How to do the job of laying simultaneous work?

I'm new to the hive, and I ran into a problem,

I have a table in the hive:

create table td(id int, time string, ip string, v1 bigint, v2 int, v3 int, v4 int, v5 bigint, v6 int) PARTITIONED BY(dt STRING) ROW FORMAT DELIMITED FIELDS TERMINATED BY ',' lines TERMINATED BY '\n' ; 

And I run sql as:

 from td INSERT OVERWRITE DIRECTORY '/tmp/total.out' select count(v1) INSERT OVERWRITE DIRECTORY '/tmp/totaldistinct.out' select count(distinct v1) INSERT OVERWRITE DIRECTORY '/tmp/distinctuin.out' select distinct v1 INSERT OVERWRITE DIRECTORY '/tmp/v4.out' select v4 , count(v1), count(distinct v1) group by v4 INSERT OVERWRITE DIRECTORY '/tmp/v3v4.out' select v3, v4 , count(v1), count(distinct v1) group by v3, v4 INSERT OVERWRITE DIRECTORY '/tmp/v426.out' select count(v1), count(distinct v1) where v4=2 or v4=6 INSERT OVERWRITE DIRECTORY '/tmp/v3v426.out' select v3, count(v1), count(distinct v1) where v4=2 or v4=6 group by v3 INSERT OVERWRITE DIRECTORY '/tmp/v415.out' select count(v1), count(distinct v1) where v4=1 or v4=5 INSERT OVERWRITE DIRECTORY '/tmp/v3v415.out' select v3, count(v1), count(distinct v1) where v4=1 or v4=5 group by v3 

it works, and the result of the result is what I want.
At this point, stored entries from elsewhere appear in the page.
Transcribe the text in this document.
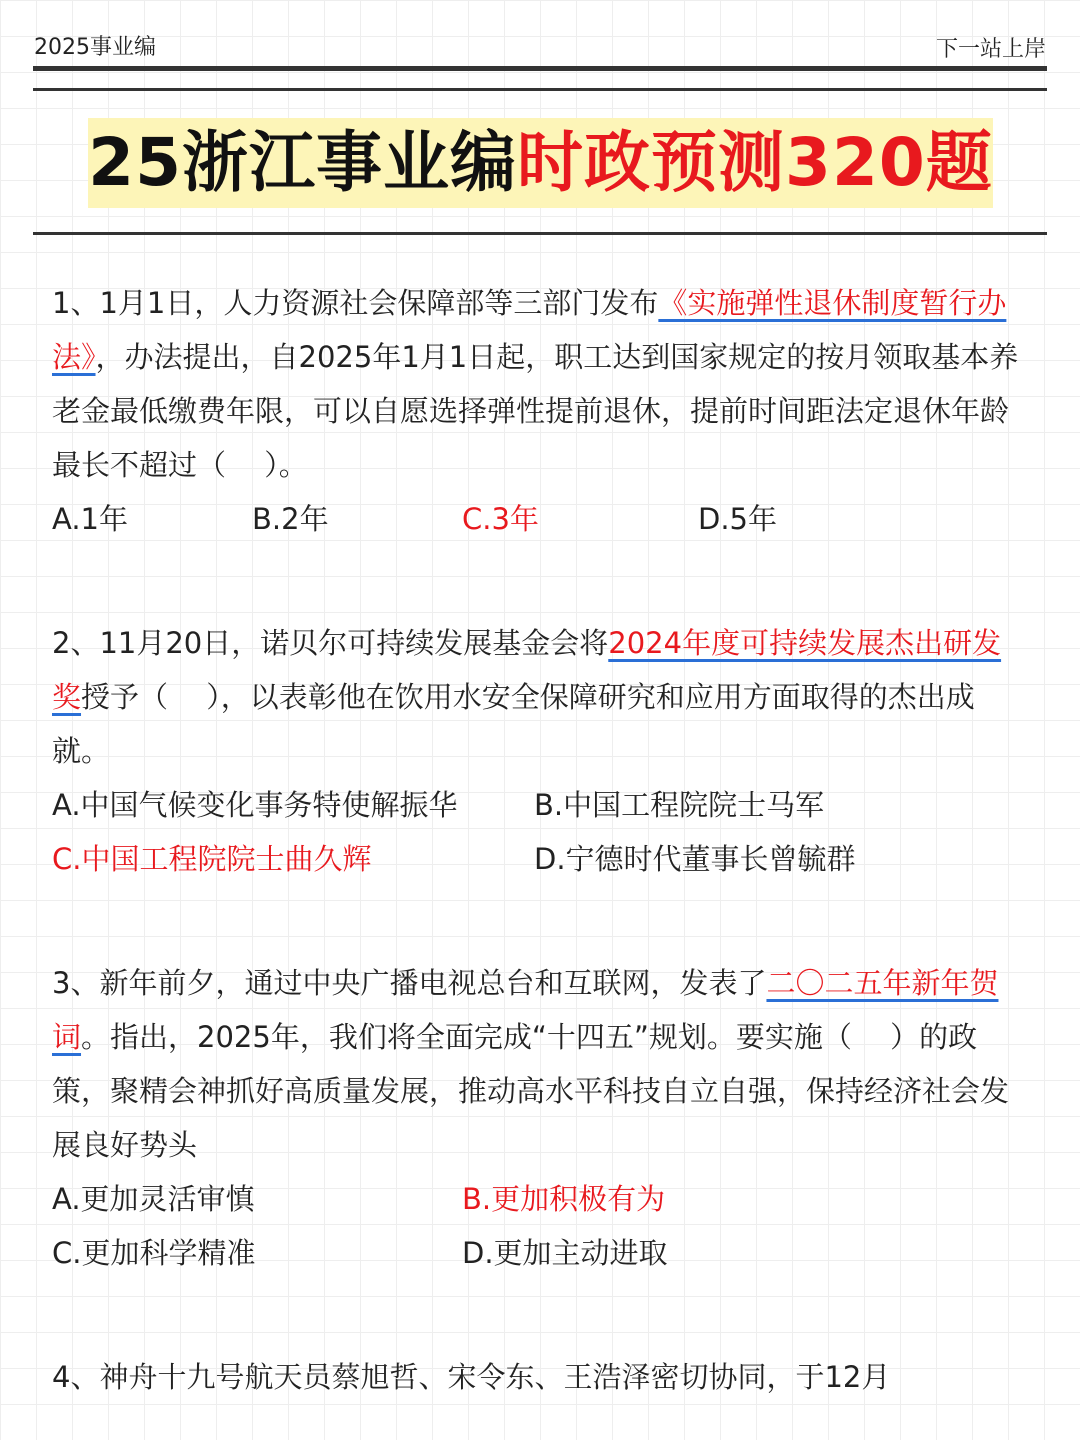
2025事业编	下一站上岸
25浙江事业编时政预测320题
1、1月1日，人力资源社会保障部等三部门发布《实施弹性退休制度暂行办法》，办法提出，自2025年1月1日起，职工达到国家规定的按月领取基本养老金最低缴费年限，可以自愿选择弹性提前退休，提前时间距法定退休年龄最长不超过（　 ）。
A.1年	B.2年	C.3年	D.5年
2、11月20日，诺贝尔可持续发展基金会将2024年度可持续发展杰出研发奖授予（　 ），以表彰他在饮用水安全保障研究和应用方面取得的杰出成就。
A.中国气候变化事务特使解振华	B.中国工程院院士马军
C.中国工程院院士曲久辉	D.宁德时代董事长曾毓群
3、新年前夕，通过中央广播电视总台和互联网，发表了二〇二五年新年贺词。指出，2025年，我们将全面完成“十四五”规划。要实施（　 ）的政策，聚精会神抓好高质量发展，推动高水平科技自立自强，保持经济社会发展良好势头
A.更加灵活审慎	B.更加积极有为
C.更加科学精准	D.更加主动进取
4、神舟十九号航天员蔡旭哲、宋令东、王浩泽密切协同，于12月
but there is one problem: the bush generates 9 mapreduce jobs and starts these jobs one by one.

I run an explanation on this request and I received the following message:

 STAGE DEPENDENCIES: Stage-9 is a root stage Stage-0 depends on stages: Stage-9 Stage-10 depends on stages: Stage-9 Stage-1 depends on stages: Stage-10 Stage-11 depends on stages: Stage-9 Stage-2 depends on stages: Stage-11 Stage-12 depends on stages: Stage-9 Stage-3 depends on stages: Stage-12 Stage-13 depends on stages: Stage-9 Stage-4 depends on stages: Stage-13 Stage-14 depends on stages: Stage-9 Stage-5 depends on stages: Stage-14 Stage-15 depends on stages: Stage-9 Stage-6 depends on stages: Stage-15 Stage-16 depends on stages: Stage-9 Stage-7 depends on stages: Stage-16 Stage-17 depends on stages: Stage-9 Stage-8 depends on stages: Stage-17 

it seems that step 9-17 corresponds to the mapreduce task 0-8
but from the explanation message above, step 10-17 depends only on step 9,
so I have a question, why work 1-8 cannot work at the same time?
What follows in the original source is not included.